No, it's not. Did you read this article? Did you read earlier articles around the time that the law this article is referencing was first being discussed & came into effect? Did you read Mike Masnick's article linked in my earlier comment?
This is about Australia's link tax, the News Media Bargaining Code. It's got everything to do with requiring Facebook and Google to pay companies for sending them traffic, and nothing whatsoever to do with freebooting.
edit: for what it's worth, this isn't just News Corp. It was most heavily pushed in its earliest stages by News Corp and other right-wing media, but the Guardian, ABC, and SBS also supported this. That doesn't make it right. It just serves to further prove how traditional media fundamentally misunderstands how technology works.
You're conflating two distinct issues, that involve three separate groups: traditional media, social media, click farm thieves such as ladbible.
The Australian legislation relates to the first two and their commercial arrangements.
@pendulum_ @Zagorath Clearly you didn't read the article.
Rupert Murdoch's News Corp wanted a law that says Facebook and Google have to pay News Corp for the privilege of allowing links to News Corp websites.
So Google has to pay News Corp for the links to News Corp in Google search results.
So Facebook has to pay News Corp for the links to News Corp sites that appear on Facebook.
The previous Australian federal government, under the previous Prime Minister Scott Morrison, gave him that law in 2021.
Google and Facebook struck deals to pay News Corp and other Australian media companies.
Facebook says it won't renew those agreements.
Yes, it is a stupid law. News Corp and other media companies profit from the traffic they get from Google and Facebook.
Look, here's the relevant part of the article right here:
"The Australian government wanted local publishers to benefit when links to their news content appeared on sites like Facebook and Google.

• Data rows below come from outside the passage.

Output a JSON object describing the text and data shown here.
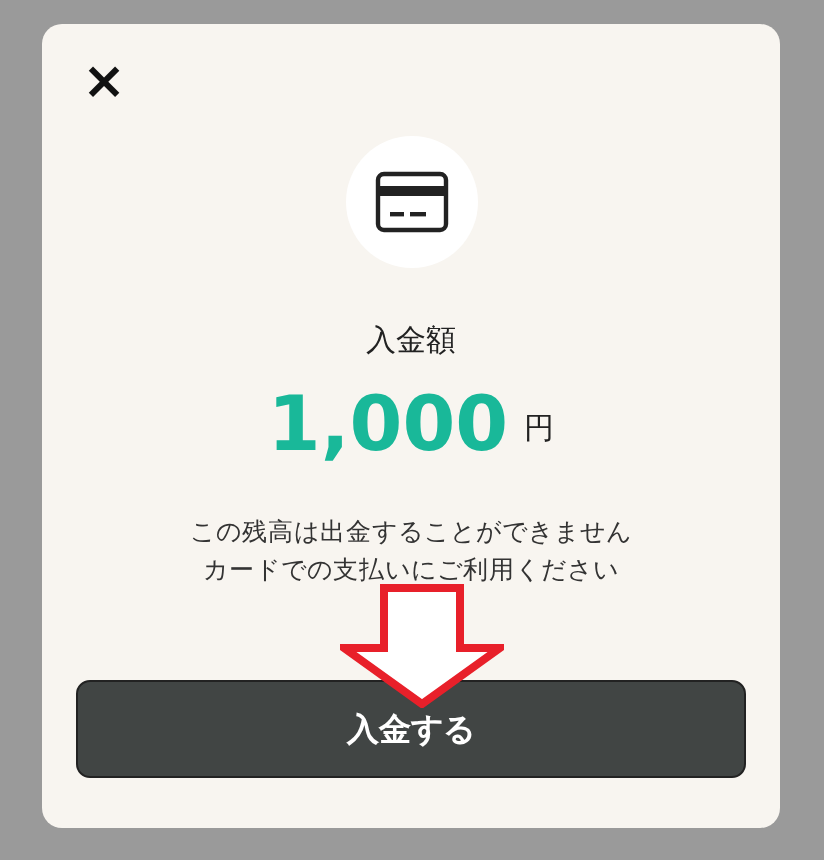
{
  "dialog": {
    "close": "×",
    "label": "入金額",
    "amount": "1,000",
    "unit": "円",
    "notes": [
      "この残高は出金することができません",
      "カードでの支払いにご利用ください"
    ],
    "button": "入金する"
  }
}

"It argued that there was significant advertising revenue being generated from this "premium content" and media organisations were missing out on their cut.
"So in 2021, the Morrison government introduced the News Media Bargaining Code, which aimed to address "bargaining power imbalances" by requiring tech giants to pay for displaying news on their platforms.
"Under the code, the government can "designate" digital platforms like Facebook and Google and force them into mediation to set terms for a revenue-sharing deal.
...
"Instead, Meta and Google struck a flurry of independent deals with news companies, all of which are due to expire in the next few months.
"The deals, with organisations including the ABC, Nine and News Corp, have brought around $200 million to the sector, according to the government.